電磁波は電界の変化と磁界の変化の合成で説明されるが、この程度の周波数では電界が人体に影響を及ぼすことは考えられない。30ヘルツなら波長が1万kmになる。2m程度の人体をアンテナと考えれば受信効率は非常に悪いからだ。
しかしこのような低周波の場合、むしろ磁界の変化が人体に影響を及ぼす。交流電流の流れているところには交流(変動)磁界が発生する。このような低周波における変動磁界の影響は高周波における変動電界の影響とは異なるものだが、順番でもあるので触れておこう。素人考えでは「血液中には鉄分が含まれるため、血流の集まる脳などが影響を受ける」のではないかと思う。

つまり交流電流の流れている近くにいると、電流が大きいほど、距離が近いほど大きい「電磁波被曝」をしていることになる。
健康被害の話題になりやすいのが、「送電線」「IH調理器」「電気毛布」「ドライヤー」などである。
送電線は大変大きな電流が流れるが通常は10m以上離れているので、他のものより磁界が大きいわけではない。数10Wの電気毛布や数100Wのドライヤーがなぜ話題になるかと言うと、距離が近いことが理由に挙げられる。ドライヤーは脳のすぐそばで使うからである。電気毛布の電流はたいしたことはないが、長時間密着して被曝するからである。

さて規制値はどうなっているのであろうか?ICNIRPのガイドラインによれば50ヘルツで100マイクロテスラという磁束密度が規定されている・・と言われてもさっぱり分かりませんね。
IH調理器の場合使用条件が30cm離れている場合としている。ある実験では実績値は約4マイクロテスラだったそうだ。しかし10cmでは10数マイクロテスラに上がり、密着するともっと上がる。IH調理器に顔を密着しないほうがいい・・・そんなことするか!?
なお送電線の場合電界も規制(地上1mで3kV/m)を受けるが、磁界は通常1~2マイクロテスラ、最大でも20マイクロテスラ程度でICNIRP規制値よりずっと低いらしい。磁界は電流によるが、電界は電圧によるので、高圧になればなるほど鉄塔を高くするのは電界への配慮だ。

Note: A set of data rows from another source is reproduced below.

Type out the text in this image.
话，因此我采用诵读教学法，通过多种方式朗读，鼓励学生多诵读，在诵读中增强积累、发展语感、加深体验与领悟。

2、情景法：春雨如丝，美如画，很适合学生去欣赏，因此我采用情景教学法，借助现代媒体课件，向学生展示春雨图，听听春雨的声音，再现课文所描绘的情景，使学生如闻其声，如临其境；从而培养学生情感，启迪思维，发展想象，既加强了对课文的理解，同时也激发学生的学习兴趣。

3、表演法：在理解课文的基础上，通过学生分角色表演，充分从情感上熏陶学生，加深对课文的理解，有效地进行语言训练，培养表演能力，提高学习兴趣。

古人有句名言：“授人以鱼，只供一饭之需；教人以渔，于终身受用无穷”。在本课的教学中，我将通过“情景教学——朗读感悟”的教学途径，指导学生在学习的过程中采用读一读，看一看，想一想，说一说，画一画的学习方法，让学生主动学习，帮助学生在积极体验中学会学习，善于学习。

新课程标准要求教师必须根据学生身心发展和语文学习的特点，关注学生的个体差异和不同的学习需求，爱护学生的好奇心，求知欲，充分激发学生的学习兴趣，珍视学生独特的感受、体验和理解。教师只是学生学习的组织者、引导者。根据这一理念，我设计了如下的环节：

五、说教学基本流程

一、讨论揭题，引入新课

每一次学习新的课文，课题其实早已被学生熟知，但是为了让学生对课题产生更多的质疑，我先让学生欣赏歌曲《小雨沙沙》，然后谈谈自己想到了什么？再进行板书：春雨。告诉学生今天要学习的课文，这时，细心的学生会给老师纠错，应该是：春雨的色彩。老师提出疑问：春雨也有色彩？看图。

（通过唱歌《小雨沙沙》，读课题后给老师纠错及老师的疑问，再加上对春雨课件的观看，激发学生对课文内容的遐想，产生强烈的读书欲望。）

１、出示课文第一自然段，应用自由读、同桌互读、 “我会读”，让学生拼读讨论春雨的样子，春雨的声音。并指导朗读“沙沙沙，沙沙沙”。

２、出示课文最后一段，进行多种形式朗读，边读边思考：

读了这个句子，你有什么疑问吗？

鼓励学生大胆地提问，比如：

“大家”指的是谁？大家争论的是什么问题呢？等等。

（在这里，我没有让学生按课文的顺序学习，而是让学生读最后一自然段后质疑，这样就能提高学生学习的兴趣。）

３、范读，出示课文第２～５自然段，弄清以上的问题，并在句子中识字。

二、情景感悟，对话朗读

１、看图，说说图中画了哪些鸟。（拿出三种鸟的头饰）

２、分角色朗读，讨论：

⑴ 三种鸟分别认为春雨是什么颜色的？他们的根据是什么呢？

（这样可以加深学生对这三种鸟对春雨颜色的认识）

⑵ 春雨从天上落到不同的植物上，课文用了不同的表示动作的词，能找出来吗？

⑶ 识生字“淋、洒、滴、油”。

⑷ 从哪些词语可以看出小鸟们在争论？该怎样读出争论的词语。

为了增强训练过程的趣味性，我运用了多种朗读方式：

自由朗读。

しかし送電線を気にする人、電化製品を気にする人は結構(1%以下?)いる。それは今の規制値が信用できず安心できないと思っているからだ。
規制値以下でも「安心できない」人は高圧線に近寄らず、IH調理器や電気毛布は使わず、そのほか冷蔵庫などにもあまり近づかないほうがいい。
因みに我が家はすぐそば(見上げる位置)を複数の高圧電線が走っており、IH調理器も電気毛布も使っている。別にやめる気はないけどね・・。